What the Vandalism Act was meant for — Chan Wing Cheong
JUNE 11 — Much has been written for and against the case of the “Sticker Lady” in the media in the last week. There is widespread agreement that her acts of scribbling and pasting stickers on public property are wrong, but there seems to be two camps as to what should be the appropriate legal response.
Should it be considered as “vandalism” where the punishment is a fine of up to S$2,000 (RM4,800) or imprisonment of up to three years, and mandatory caning of between three and eight strokes (if the perpetrator is a male and indelible substances are used); or as a “nuisance” where the punishment is only a fine of up to S$1,000?
In deciding what is the appropriate law to be used, we should turn to the origins of that law — what were the motivations behind the law when it was passed? What was the mischief the law was meant to target?

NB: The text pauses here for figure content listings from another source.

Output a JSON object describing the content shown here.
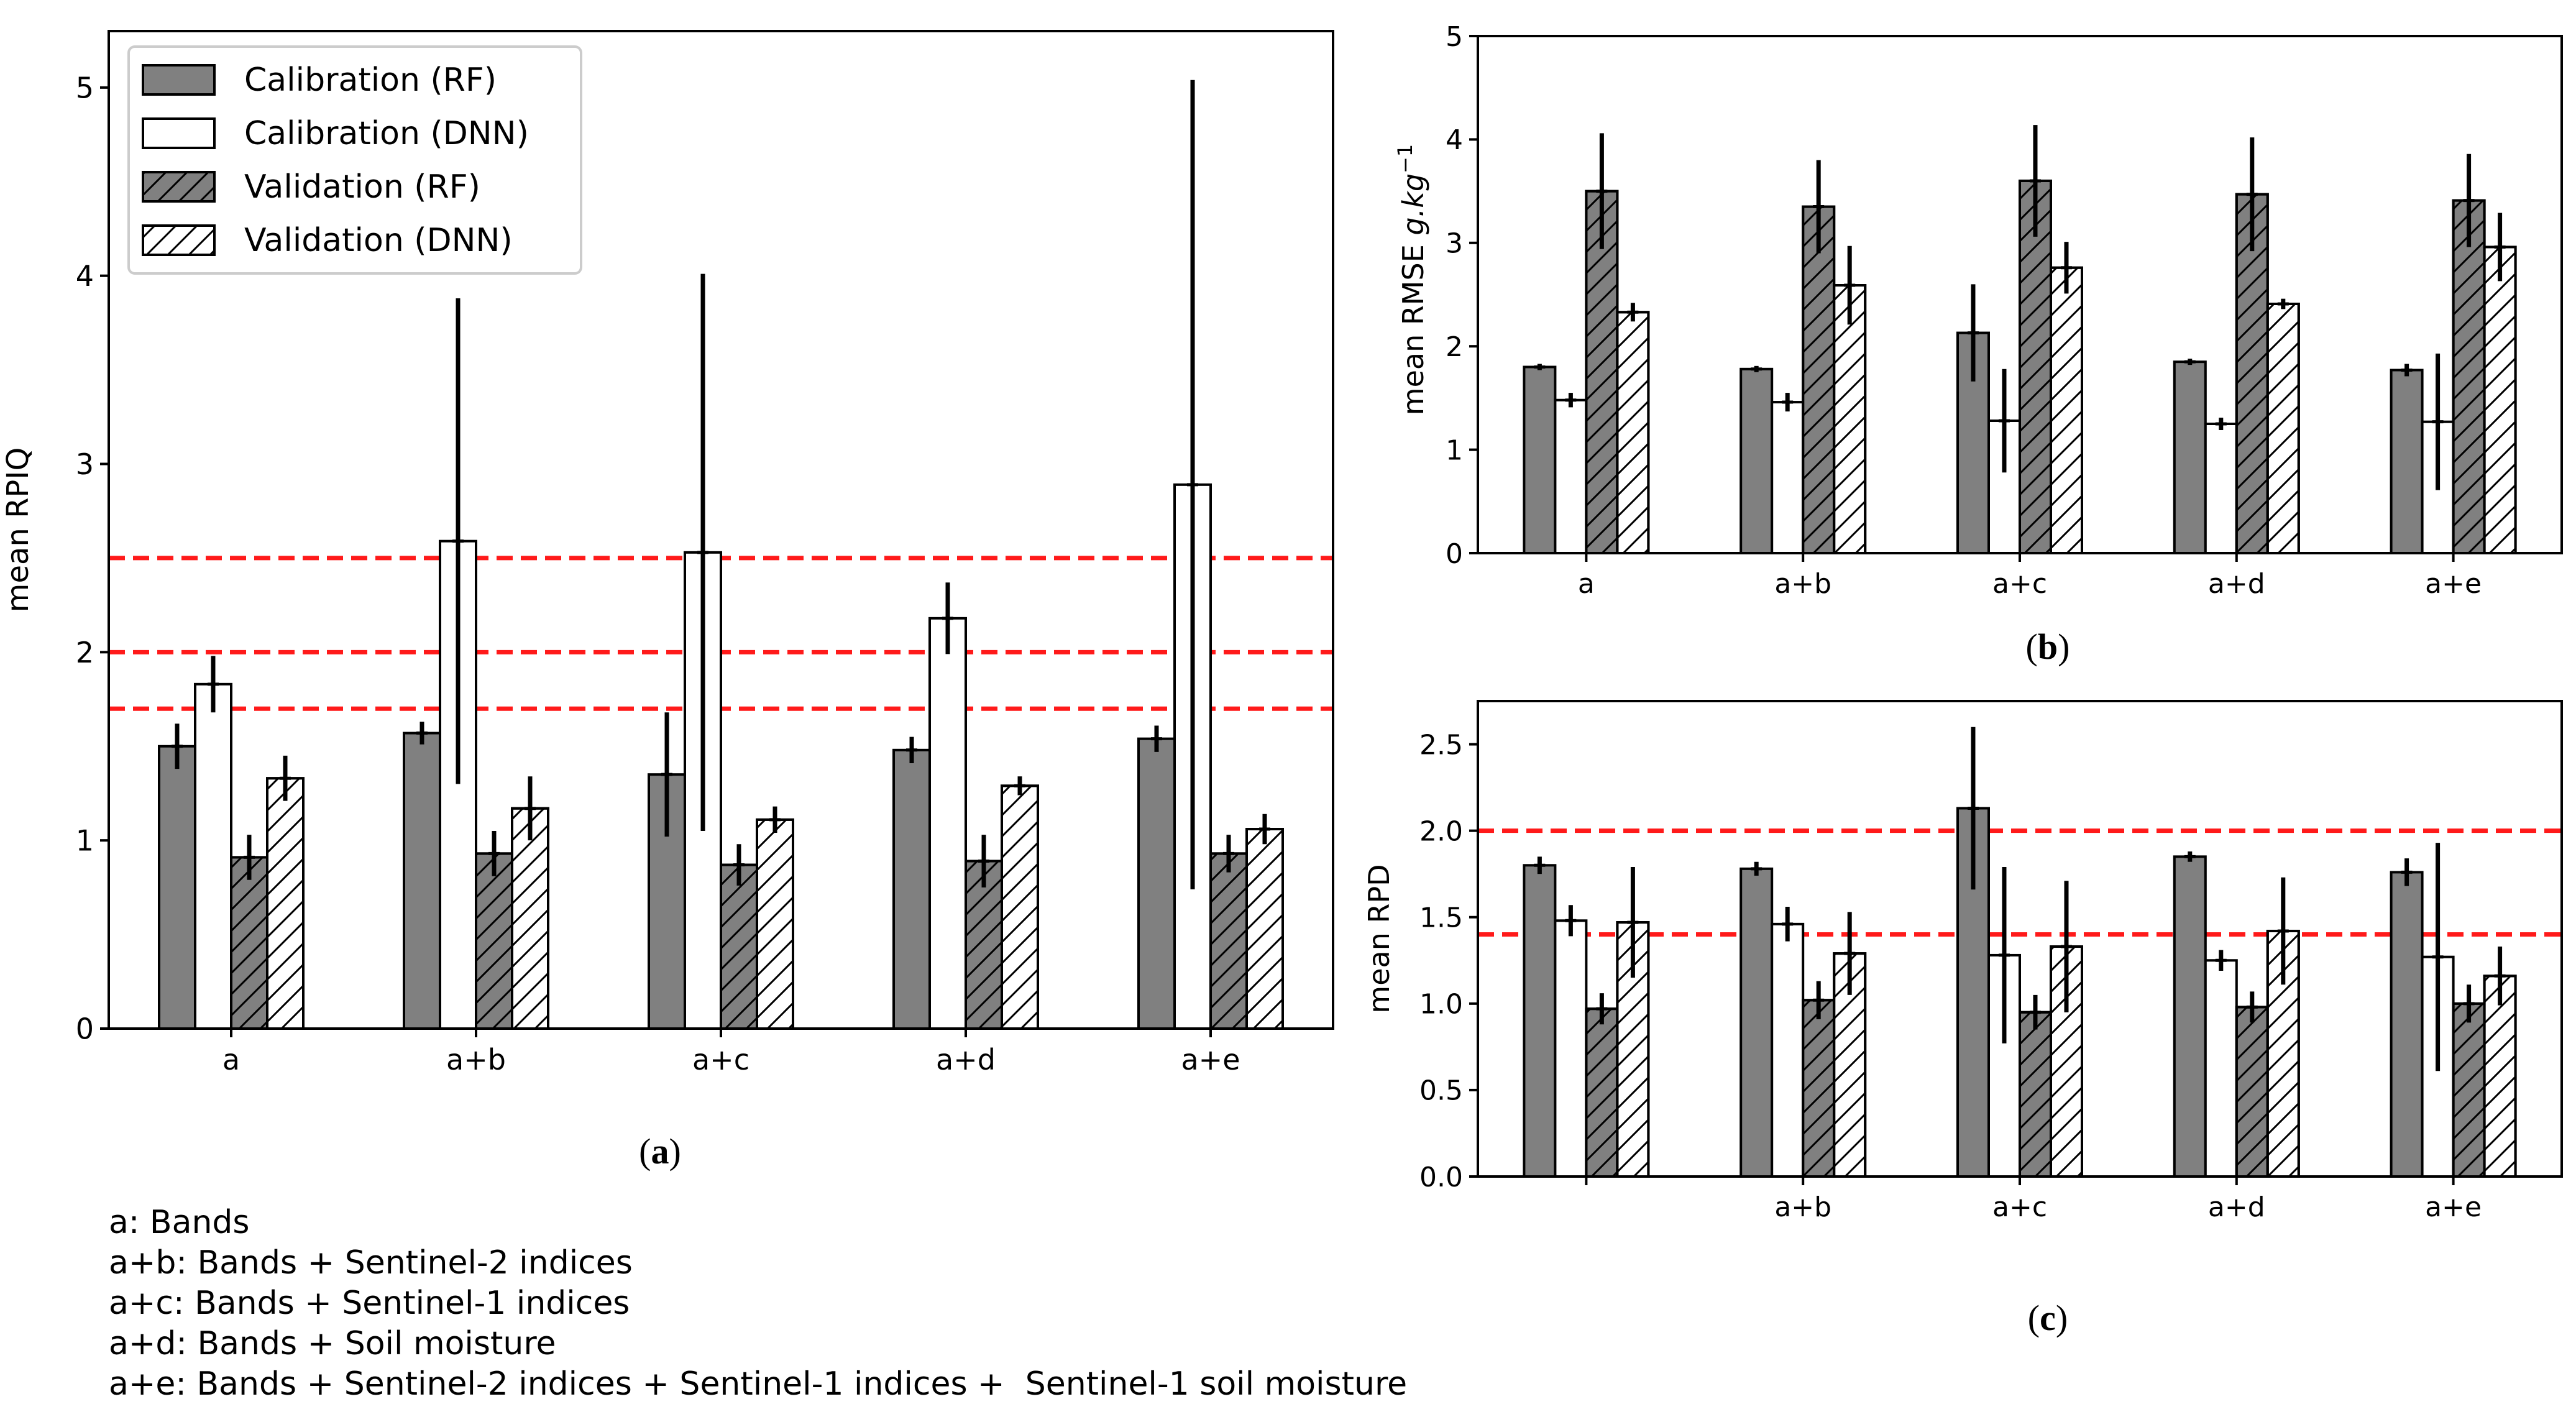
{
  "colors": {
    "rf": "#808080",
    "dnn": "#ffffff",
    "threshold": "#ff1a1a",
    "edge": "#000000"
  },
  "legend": [
    {
      "label": "Calibration (RF)",
      "fill": "rf",
      "hatch": false
    },
    {
      "label": "Calibration (DNN)",
      "fill": "dnn",
      "hatch": false
    },
    {
      "label": "Validation (RF)",
      "fill": "rf",
      "hatch": true
    },
    {
      "label": "Validation (DNN)",
      "fill": "dnn",
      "hatch": true
    }
  ],
  "chart_data": [
    {
      "id": "a",
      "type": "bar",
      "panel_label": "a",
      "ylabel": "mean RPIQ",
      "ylim": [
        0,
        5.3
      ],
      "yticks": [
        0,
        1,
        2,
        3,
        4,
        5
      ],
      "yticklabels": [
        "0",
        "1",
        "2",
        "3",
        "4",
        "5"
      ],
      "categories": [
        "a",
        "a+b",
        "a+c",
        "a+d",
        "a+e"
      ],
      "hlines": [
        1.7,
        2.0,
        2.5
      ],
      "series": [
        {
          "name": "Calibration (RF)",
          "values": [
            1.5,
            1.57,
            1.35,
            1.48,
            1.54
          ],
          "errors": [
            0.12,
            0.06,
            0.33,
            0.07,
            0.07
          ]
        },
        {
          "name": "Calibration (DNN)",
          "values": [
            1.83,
            2.59,
            2.53,
            2.18,
            2.89
          ],
          "errors": [
            0.15,
            1.29,
            1.48,
            0.19,
            2.15
          ]
        },
        {
          "name": "Validation (RF)",
          "values": [
            0.91,
            0.93,
            0.87,
            0.89,
            0.93
          ],
          "errors": [
            0.12,
            0.12,
            0.11,
            0.14,
            0.1
          ]
        },
        {
          "name": "Validation (DNN)",
          "values": [
            1.33,
            1.17,
            1.11,
            1.29,
            1.06
          ],
          "errors": [
            0.12,
            0.17,
            0.07,
            0.05,
            0.08
          ]
        }
      ]
    },
    {
      "id": "b",
      "type": "bar",
      "panel_label": "b",
      "ylabel_text": "mean RMSE ",
      "ylabel_math": "g.kg",
      "ylabel_sup": "−1",
      "ylim": [
        0,
        5
      ],
      "yticks": [
        0,
        1,
        2,
        3,
        4,
        5
      ],
      "yticklabels": [
        "0",
        "1",
        "2",
        "3",
        "4",
        "5"
      ],
      "categories": [
        "a",
        "a+b",
        "a+c",
        "a+d",
        "a+e"
      ],
      "hlines": [],
      "series": [
        {
          "name": "Calibration (RF)",
          "values": [
            1.8,
            1.78,
            2.13,
            1.85,
            1.77
          ],
          "errors": [
            0.03,
            0.03,
            0.47,
            0.03,
            0.06
          ]
        },
        {
          "name": "Calibration (DNN)",
          "values": [
            1.48,
            1.46,
            1.28,
            1.25,
            1.27
          ],
          "errors": [
            0.07,
            0.09,
            0.5,
            0.06,
            0.66
          ]
        },
        {
          "name": "Validation (RF)",
          "values": [
            3.5,
            3.35,
            3.6,
            3.47,
            3.41
          ],
          "errors": [
            0.56,
            0.45,
            0.54,
            0.55,
            0.45
          ]
        },
        {
          "name": "Validation (DNN)",
          "values": [
            2.33,
            2.59,
            2.76,
            2.41,
            2.96
          ],
          "errors": [
            0.09,
            0.38,
            0.25,
            0.05,
            0.33
          ]
        }
      ]
    },
    {
      "id": "c",
      "type": "bar",
      "panel_label": "c",
      "ylabel": "mean RPD",
      "ylim": [
        0,
        2.75
      ],
      "yticks": [
        0,
        0.5,
        1.0,
        1.5,
        2.0,
        2.5
      ],
      "yticklabels": [
        "0.0",
        "0.5",
        "1.0",
        "1.5",
        "2.0",
        "2.5"
      ],
      "categories": [
        "",
        "a+b",
        "a+c",
        "a+d",
        "a+e"
      ],
      "hlines": [
        1.4,
        2.0
      ],
      "series": [
        {
          "name": "Calibration (RF)",
          "values": [
            1.8,
            1.78,
            2.13,
            1.85,
            1.76
          ],
          "errors": [
            0.05,
            0.04,
            0.47,
            0.03,
            0.08
          ]
        },
        {
          "name": "Calibration (DNN)",
          "values": [
            1.48,
            1.46,
            1.28,
            1.25,
            1.27
          ],
          "errors": [
            0.09,
            0.1,
            0.51,
            0.06,
            0.66
          ]
        },
        {
          "name": "Validation (RF)",
          "values": [
            0.97,
            1.02,
            0.95,
            0.98,
            1.0
          ],
          "errors": [
            0.09,
            0.11,
            0.1,
            0.09,
            0.11
          ]
        },
        {
          "name": "Validation (DNN)",
          "values": [
            1.47,
            1.29,
            1.33,
            1.42,
            1.16
          ],
          "errors": [
            0.32,
            0.24,
            0.38,
            0.31,
            0.17
          ]
        }
      ]
    }
  ],
  "footnotes": [
    "a: Bands",
    "a+b: Bands + Sentinel-2 indices",
    "a+c: Bands + Sentinel-1 indices",
    "a+d: Bands + Soil moisture",
    "a+e: Bands + Sentinel-2 indices + Sentinel-1 indices +  Sentinel-1 soil moisture"
  ]
}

CURB ON POLITICAL HOOLIGANS
The Vandalism Act was passed by the Singapore Parliament in August 1966, just one year after independence. The world then was a very different place from what Singapore is now.

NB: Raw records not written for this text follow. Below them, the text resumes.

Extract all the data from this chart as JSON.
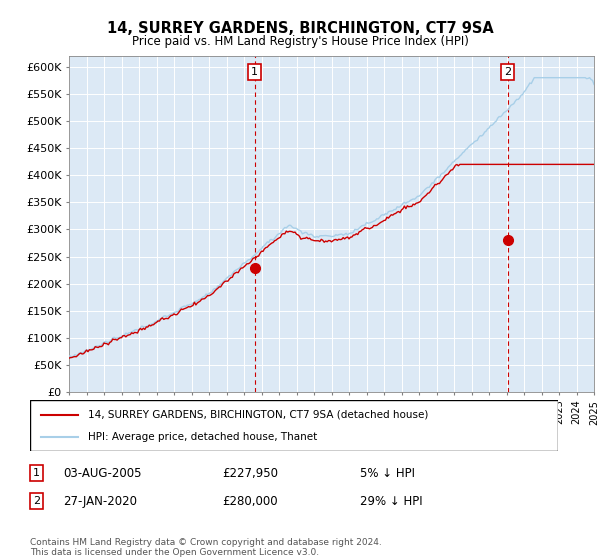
{
  "title": "14, SURREY GARDENS, BIRCHINGTON, CT7 9SA",
  "subtitle": "Price paid vs. HM Land Registry's House Price Index (HPI)",
  "ylabel_ticks": [
    "£0",
    "£50K",
    "£100K",
    "£150K",
    "£200K",
    "£250K",
    "£300K",
    "£350K",
    "£400K",
    "£450K",
    "£500K",
    "£550K",
    "£600K"
  ],
  "ytick_vals": [
    0,
    50000,
    100000,
    150000,
    200000,
    250000,
    300000,
    350000,
    400000,
    450000,
    500000,
    550000,
    600000
  ],
  "ylim": [
    0,
    620000
  ],
  "hpi_color": "#a8cfe8",
  "price_color": "#cc0000",
  "annotation_color": "#cc0000",
  "bg_color": "#dce9f5",
  "marker1_date_x": 2005.6,
  "marker1_price": 227950,
  "marker2_date_x": 2020.07,
  "marker2_price": 280000,
  "legend_label_price": "14, SURREY GARDENS, BIRCHINGTON, CT7 9SA (detached house)",
  "legend_label_hpi": "HPI: Average price, detached house, Thanet",
  "footnote3": "Contains HM Land Registry data © Crown copyright and database right 2024.\nThis data is licensed under the Open Government Licence v3.0.",
  "xmin": 1995,
  "xmax": 2025
}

A clue to what the Vandalism Act was meant to do is given by its “long title” which says that the Act was “to provide for exemplary punishment for acts of vandalism”. In other words, the harsh penalties were to serve as an example to other like-minded people to warn them against similar behaviour.

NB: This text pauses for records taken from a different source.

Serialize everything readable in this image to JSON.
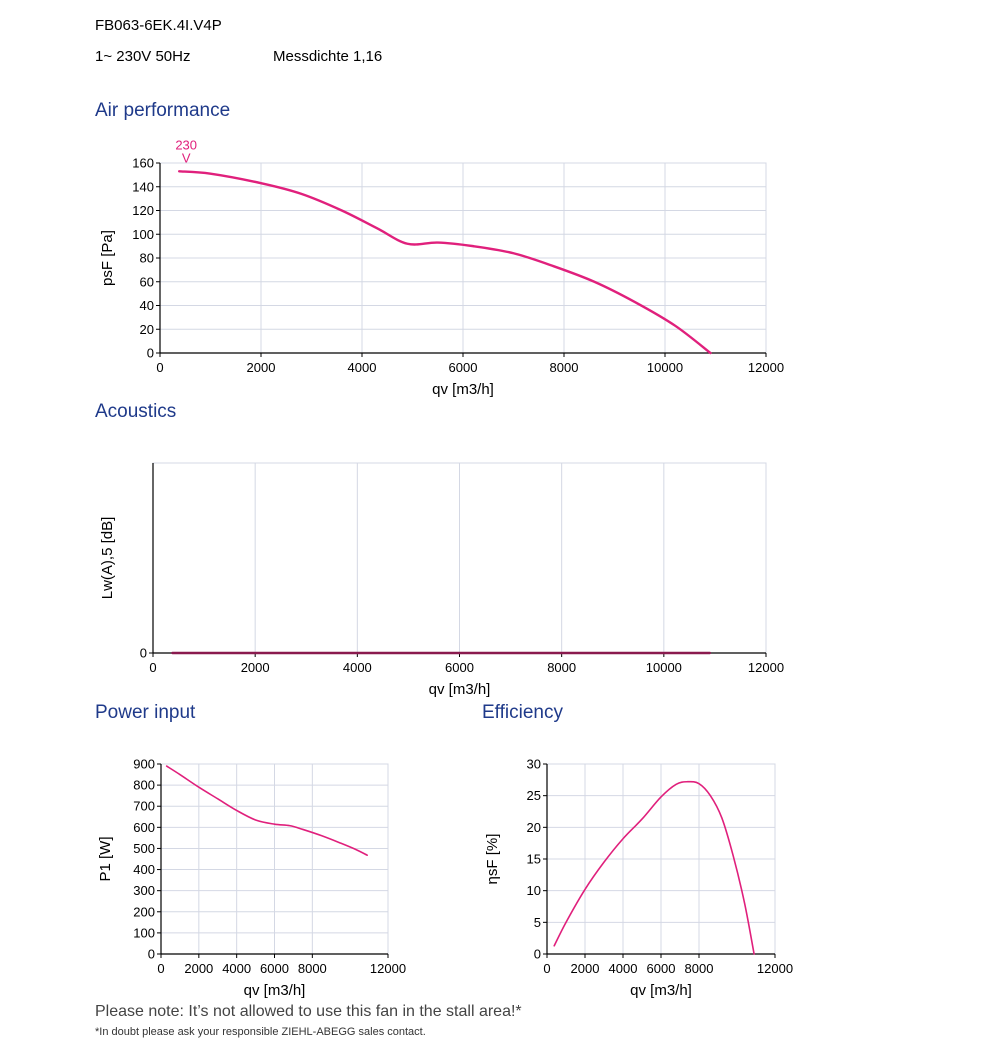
{
  "header": {
    "model": "FB063-6EK.4I.V4P",
    "supply": "1~ 230V 50Hz",
    "density": "Messdichte 1,16"
  },
  "footer": {
    "note": "Please note: It’s not allowed to use this fan in the stall area!*",
    "subnote": "*In doubt please ask your responsible ZIEHL-ABEGG sales contact."
  },
  "colors": {
    "curve": "#e0207c",
    "grid": "#d4d8e4",
    "title": "#1f3a8a"
  },
  "chart_data": [
    {
      "id": "air",
      "type": "line",
      "title": "Air performance",
      "xlabel": "qv [m3/h]",
      "ylabel": "psF [Pa]",
      "xlim": [
        0,
        12000
      ],
      "ylim": [
        0,
        160
      ],
      "xticks": [
        0,
        2000,
        4000,
        6000,
        8000,
        10000,
        12000
      ],
      "yticks": [
        0,
        20,
        40,
        60,
        80,
        100,
        120,
        140,
        160
      ],
      "grid": true,
      "series": [
        {
          "name": "230 V",
          "x": [
            380,
            1000,
            2000,
            2800,
            3600,
            4300,
            4900,
            5500,
            6200,
            7000,
            7800,
            8600,
            9400,
            10200,
            10900
          ],
          "y": [
            153,
            151,
            143,
            134,
            120,
            105,
            92,
            93,
            90,
            84,
            73,
            60,
            43,
            23,
            0
          ]
        }
      ]
    },
    {
      "id": "acoustics",
      "type": "line",
      "title": "Acoustics",
      "xlabel": "qv [m3/h]",
      "ylabel": "Lw(A),5 [dB]",
      "xlim": [
        0,
        12000
      ],
      "ylim": [
        0,
        1
      ],
      "xticks": [
        0,
        2000,
        4000,
        6000,
        8000,
        10000,
        12000
      ],
      "yticks": [
        0
      ],
      "grid": true,
      "series": [
        {
          "x": [
            380,
            10900
          ],
          "y": [
            0,
            0
          ]
        }
      ]
    },
    {
      "id": "power",
      "type": "line",
      "title": "Power input",
      "xlabel": "qv [m3/h]",
      "ylabel": "P1 [W]",
      "xlim": [
        0,
        12000
      ],
      "ylim": [
        0,
        900
      ],
      "xticks": [
        0,
        2000,
        4000,
        6000,
        8000,
        12000
      ],
      "yticks": [
        0,
        100,
        200,
        300,
        400,
        500,
        600,
        700,
        800,
        900
      ],
      "grid": true,
      "series": [
        {
          "x": [
            300,
            1000,
            2000,
            3000,
            4000,
            5000,
            6000,
            6800,
            7500,
            8500,
            9500,
            10300,
            10900
          ],
          "y": [
            890,
            850,
            790,
            735,
            680,
            635,
            615,
            608,
            590,
            560,
            525,
            495,
            468
          ]
        }
      ]
    },
    {
      "id": "efficiency",
      "type": "line",
      "title": "Efficiency",
      "xlabel": "qv [m3/h]",
      "ylabel": "ηsF [%]",
      "xlim": [
        0,
        12000
      ],
      "ylim": [
        0,
        30
      ],
      "xticks": [
        0,
        2000,
        4000,
        6000,
        8000,
        12000
      ],
      "yticks": [
        0,
        5,
        10,
        15,
        20,
        25,
        30
      ],
      "grid": true,
      "series": [
        {
          "x": [
            380,
            1000,
            2000,
            3000,
            4000,
            5000,
            6000,
            6800,
            7400,
            8000,
            8600,
            9200,
            9800,
            10400,
            10900
          ],
          "y": [
            1.3,
            5,
            10.2,
            14.5,
            18.2,
            21.3,
            24.8,
            26.8,
            27.2,
            26.9,
            25,
            21.5,
            15.5,
            8,
            0
          ]
        }
      ]
    }
  ]
}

What was the behaviour that was targeted? The parliamentary debates show that the concern of the Act was not so much “vandalism” in the sense of destroying or mutilating public buildings and other public property, but more as a tool to curb public political campaigns.
Reference was made in the parliamentary debates to “writing of slogans, drawing of pictures, painting and marking ... even the sides of drains by anti-social and anti-national elements in the name of democracy”. It must be remembered that Singapore in the ‘60s was caught up in the Cold War between the superpowers and the main opposition party, the Barisan Sosialis, had vowed to “take the fight to the streets”.
The prime minister at the time, Lee Kuan Yew, gave further examples of the type of behaviour and person that was targeted.
It was for actions “like taking a pot of paint and going to every bus stand and chalking up anti-American or anti-British or pro-Vietcong slogans” and “the vicious petty slogan-shouting hooligan”.
COST TO THE PUBLIC
While it is true that other than stifling left-wing dissent, there were references to damage to public property in the parliamentary debates, what was envisaged was on a wholly different scale.
References were made to “theft of fountain heads made of copper, copper tubes outside Housing and Development Board premises used for boilers” and “vital parts from electric switch-boxes and substations”. The theft of the copper items will need to be replaced, resulting in unnecessary public expenditure; while interfering with electric power supply may lead to loss of power supply or fire and loss of life.
The acts of the “Sticker Lady” may show a degree of preparation and deliberation — and even a large dose of creativity — but they are surely not on the same scale as what was intended to be caught by Parliament when the Vandalism Act was passed. She is also not of the same category as a hooligan or a member of a street gang painting leftist slogans.
It will be useful in the public discussion on whether any, and what, charges are appropriate in her case to remember what the Vandalism Act was about. — Today
* Chan Wing Cheong is an associate professor at the Faculty of Law, National University of Singapore. He teaches criminal law and family law.
* This is the personal opinion of the writer or publication and does not necessarily represent the views of The Malaysian Insider.